Examples 1-6 and Comparative Examples 1-3
(Production method)
According to the blending contents shown in Table 1, the mixture was kneaded using a Banbury mixer under conditions of a kneading temperature of 130 ° C. and a kneading time of 10 minutes. Next, extrusion was performed using an extruder to produce a bladder. In Table 1, “Butyl-based SHP (containing fibrous nylon)” means IIR 40 wt%, HDPE 27 wt%, and nylon short fibers (type: nylon 66, average fiber diameter 0.2 μm, average fiber length 100 μm, average aspect) The butyl base SHP (particulate nylon containing) is composed of 31% by weight IIR, 21% by weight HDPE, 15% by weight reactive resin, nylon particles (type: nylon 66, average particle diameter 2 μm). 33% by weight.

(Test method)
(1) Tensile test A sample was punched out from the prepared rubber composition of a new bladder using a No. 3 dumbbell in accordance with JIS-K6251, and a tensile test was performed. Stress at 200% elongation (M200 (when new)) And elongation (when new) was measured. The measured value of elongation (when new) was expressed as an index with the value of Comparative Example 1 as 100. The larger the elongation (when new) index is, the larger the elongation is.

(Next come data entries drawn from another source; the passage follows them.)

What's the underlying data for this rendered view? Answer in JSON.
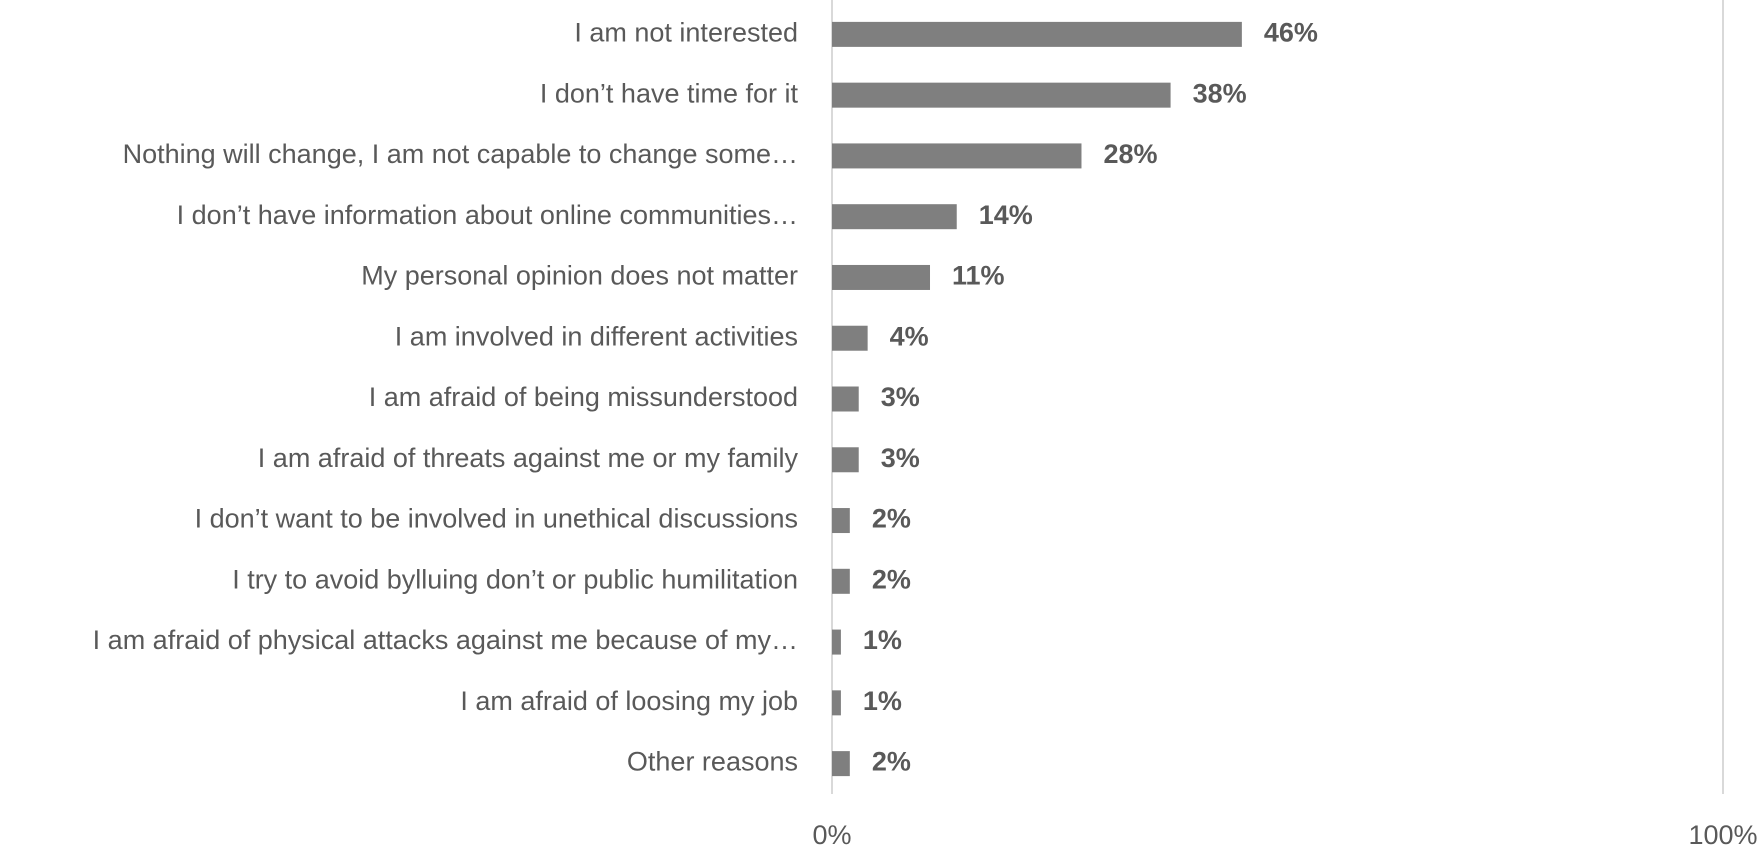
{
  "chart_data": {
    "type": "hbar",
    "categories": [
      "I am not interested",
      "I don’t have time for it",
      "Nothing will change, I am not capable to change some…",
      "I don’t have information about online communities…",
      "My personal opinion does not matter",
      "I am involved in different activities",
      "I am afraid of being missunderstood",
      "I am afraid of threats against me or my family",
      "I don’t want to be involved in unethical discussions",
      "I try to avoid bylluing don’t or public humilitation",
      "I am afraid of physical attacks against me because of my…",
      "I am afraid of loosing my job",
      "Other reasons"
    ],
    "values": [
      46,
      38,
      28,
      14,
      11,
      4,
      3,
      3,
      2,
      2,
      1,
      1,
      2
    ],
    "value_labels": [
      "46%",
      "38%",
      "28%",
      "14%",
      "11%",
      "4%",
      "3%",
      "3%",
      "2%",
      "2%",
      "1%",
      "1%",
      "2%"
    ],
    "color": "#7f7f7f",
    "xlim": [
      0,
      100
    ],
    "xticks": [
      {
        "value": 0,
        "label": "0%"
      },
      {
        "value": 100,
        "label": "100%"
      }
    ],
    "grid": true
  }
}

  In order to evaluate the hardness after aging, the sample was exposed for 24 hours in an atmosphere of 180 ° C., and then a tensile test was performed to measure a stress at 200% elongation (M200 (after aging)). The index was displayed with the value of M200 (when new) as 100. The larger the index, the more cured.

(2) Tensile permanent strain measurement A sample was prepared according to JIS K6262, and after applying 50% strain in the extrusion direction under an atmosphere of 180 ° C for 24 hours, tensile permanent strain was measured. The total strain (50%) was taken as 100 and expressed as an index. The larger the index, the greater the tensile set.

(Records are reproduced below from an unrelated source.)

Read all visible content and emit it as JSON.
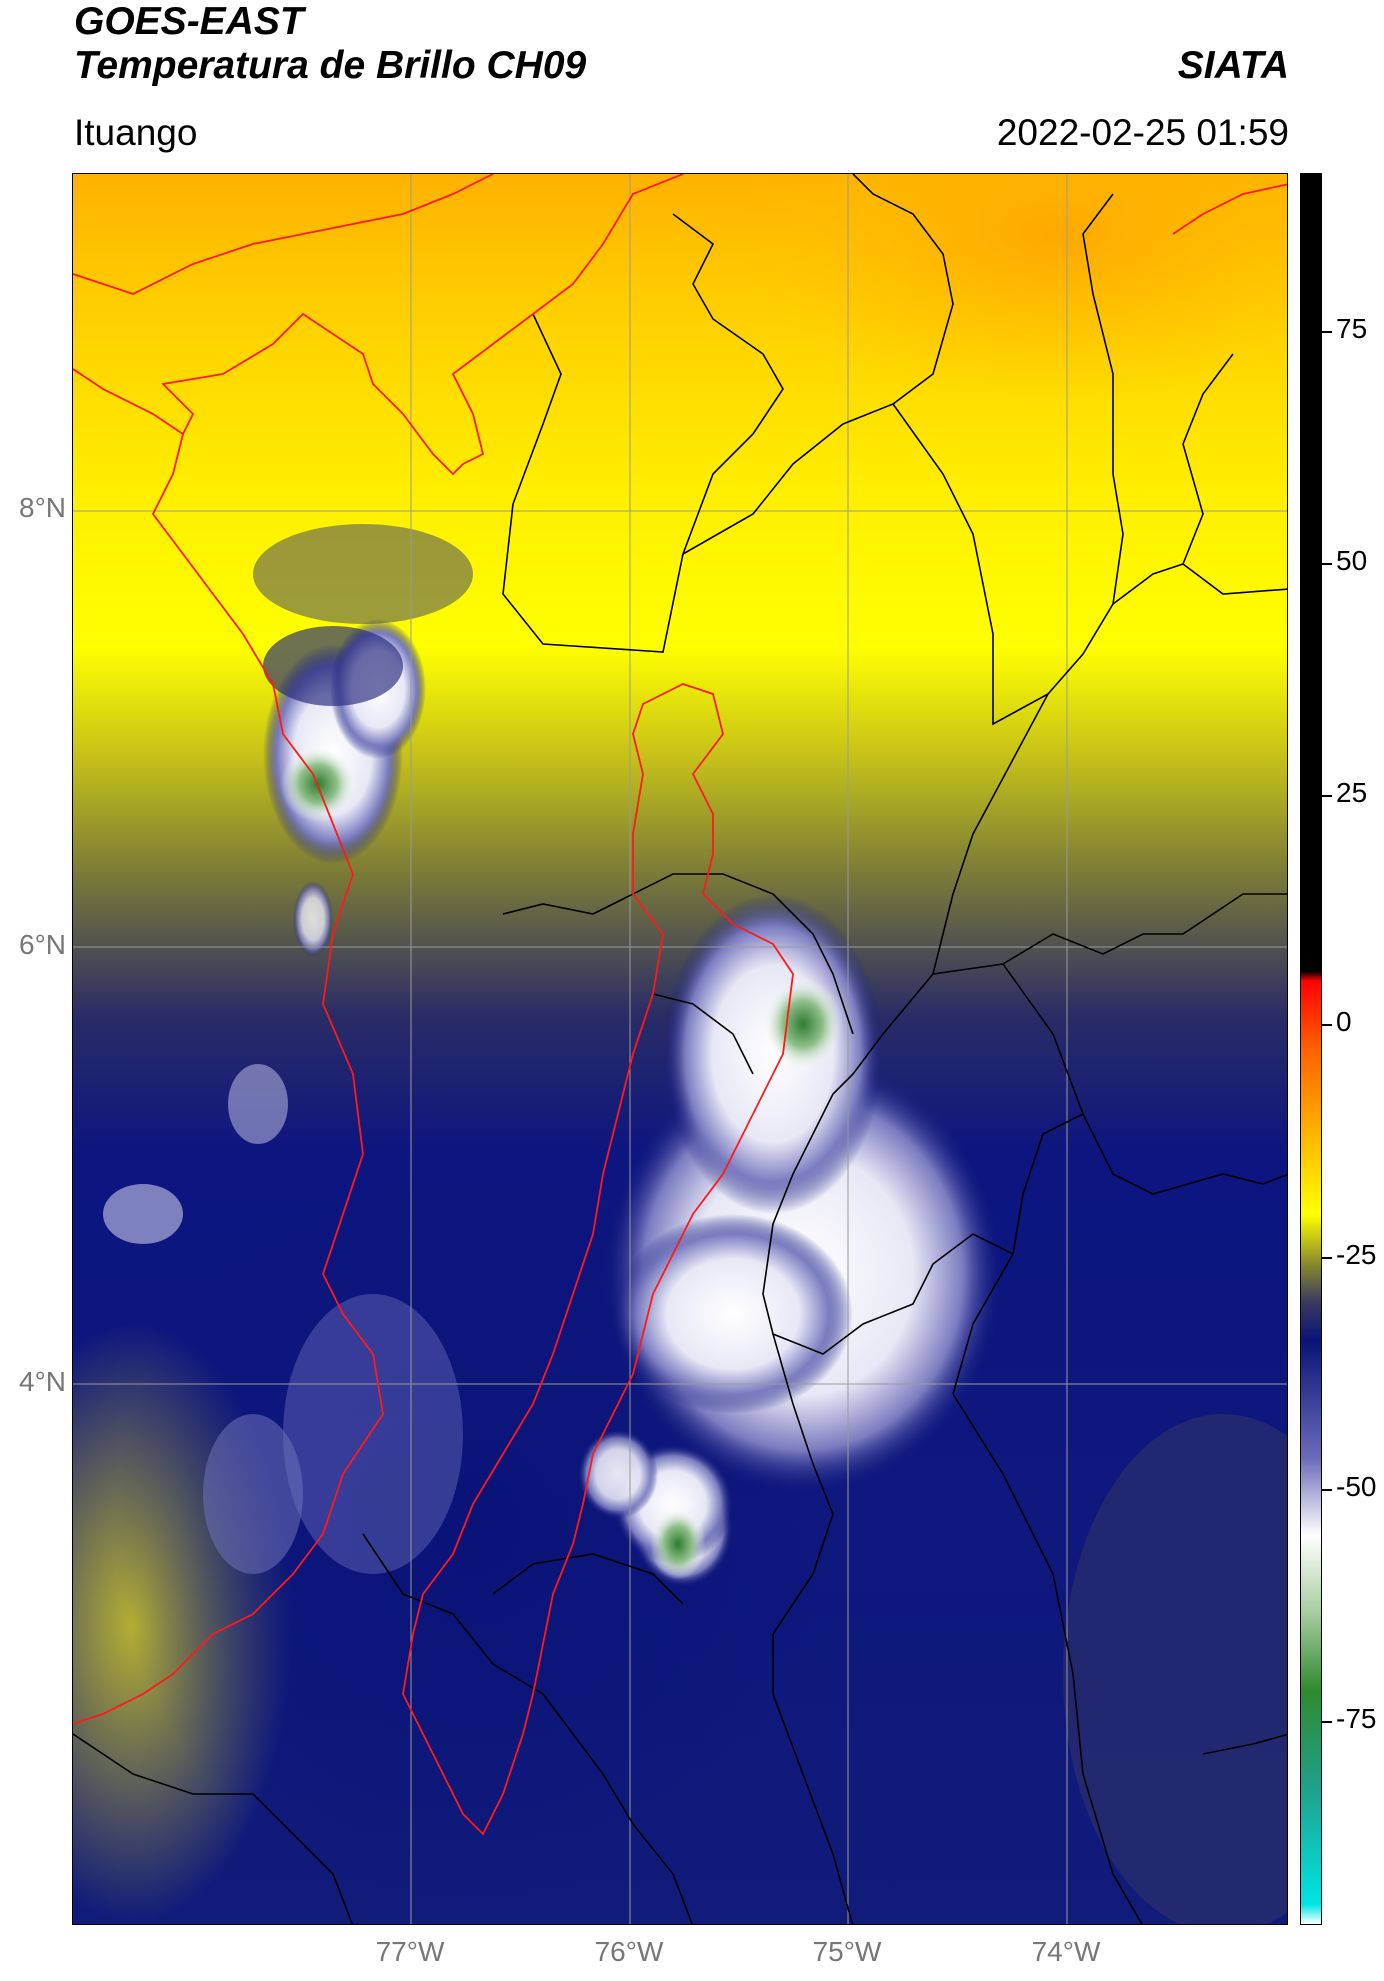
{
  "header": {
    "title_line1": "GOES-EAST",
    "title_line2": "Temperatura de Brillo CH09",
    "organization": "SIATA",
    "location": "Ituango",
    "timestamp": "2022-02-25 01:59"
  },
  "map": {
    "lat_labels": [
      "8°N",
      "6°N",
      "4°N"
    ],
    "lon_labels": [
      "77°W",
      "76°W",
      "75°W",
      "74°W"
    ],
    "region_outline_color": "#ff0000",
    "border_color": "#000000",
    "grid_color": "#9a9a9a"
  },
  "colorbar": {
    "tick_labels": [
      "75",
      "50",
      "25",
      "0",
      "-25",
      "-50",
      "-75"
    ],
    "stops": [
      {
        "value": 90,
        "color": "#000000"
      },
      {
        "value": 8,
        "color": "#000000"
      },
      {
        "value": 7,
        "color": "#ff0000"
      },
      {
        "value": 0,
        "color": "#ff6000"
      },
      {
        "value": -10,
        "color": "#ffc000"
      },
      {
        "value": -17,
        "color": "#ffff00"
      },
      {
        "value": -22,
        "color": "#8c8c2a"
      },
      {
        "value": -26,
        "color": "#3a3a60"
      },
      {
        "value": -30,
        "color": "#0a1478"
      },
      {
        "value": -42,
        "color": "#6a6ab8"
      },
      {
        "value": -50,
        "color": "#ffffff"
      },
      {
        "value": -58,
        "color": "#a8cca0"
      },
      {
        "value": -66,
        "color": "#2f8a2f"
      },
      {
        "value": -76,
        "color": "#1fa08a"
      },
      {
        "value": -88,
        "color": "#00e5e5"
      },
      {
        "value": -90,
        "color": "#ffffff"
      }
    ]
  }
}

(3) Measurement of product life The obtained bladder was repeatedly used for tire molding, and the product life was measured by counting the number of times until puncture. The product life of each bladder was indexed with the value of Comparative Example 1 being 100. The larger the index, the better the product life.

(Test results)
The results are shown in Table 2. In Examples 1-6, it turns out that M200 after aging is close to the value at the time of a new article, and hardening by heat is controlled. In particular, in Examples 4 to 6 containing “butyl-based SHP (containing fibrous nylon)”, the tensile permanent strain is small. As a result, the product life of the bladder is also improved. In Comparative Examples 2 to 3 filled with 40 parts by weight of “butyl-based SHP (containing fibrous nylon)” or “butyl-based SHP (containing particulate nylon)”, the amount of nylon fiber or nylon particle component relative to the IIR component Too much, little elongation, and the product life of the bladder is decreasing.

Claims (2)

A rubber composition for a bladder, comprising a composite material comprising rubber, polyolefin and nylon, and 0.3 to 10 parts by weight of the nylon with respect to 100 parts by weight of the total rubber component in the rubber composition A rubber composition for bladder. The rubber composition for bladders according to claim 1, wherein the nylon is fibrous or particulate.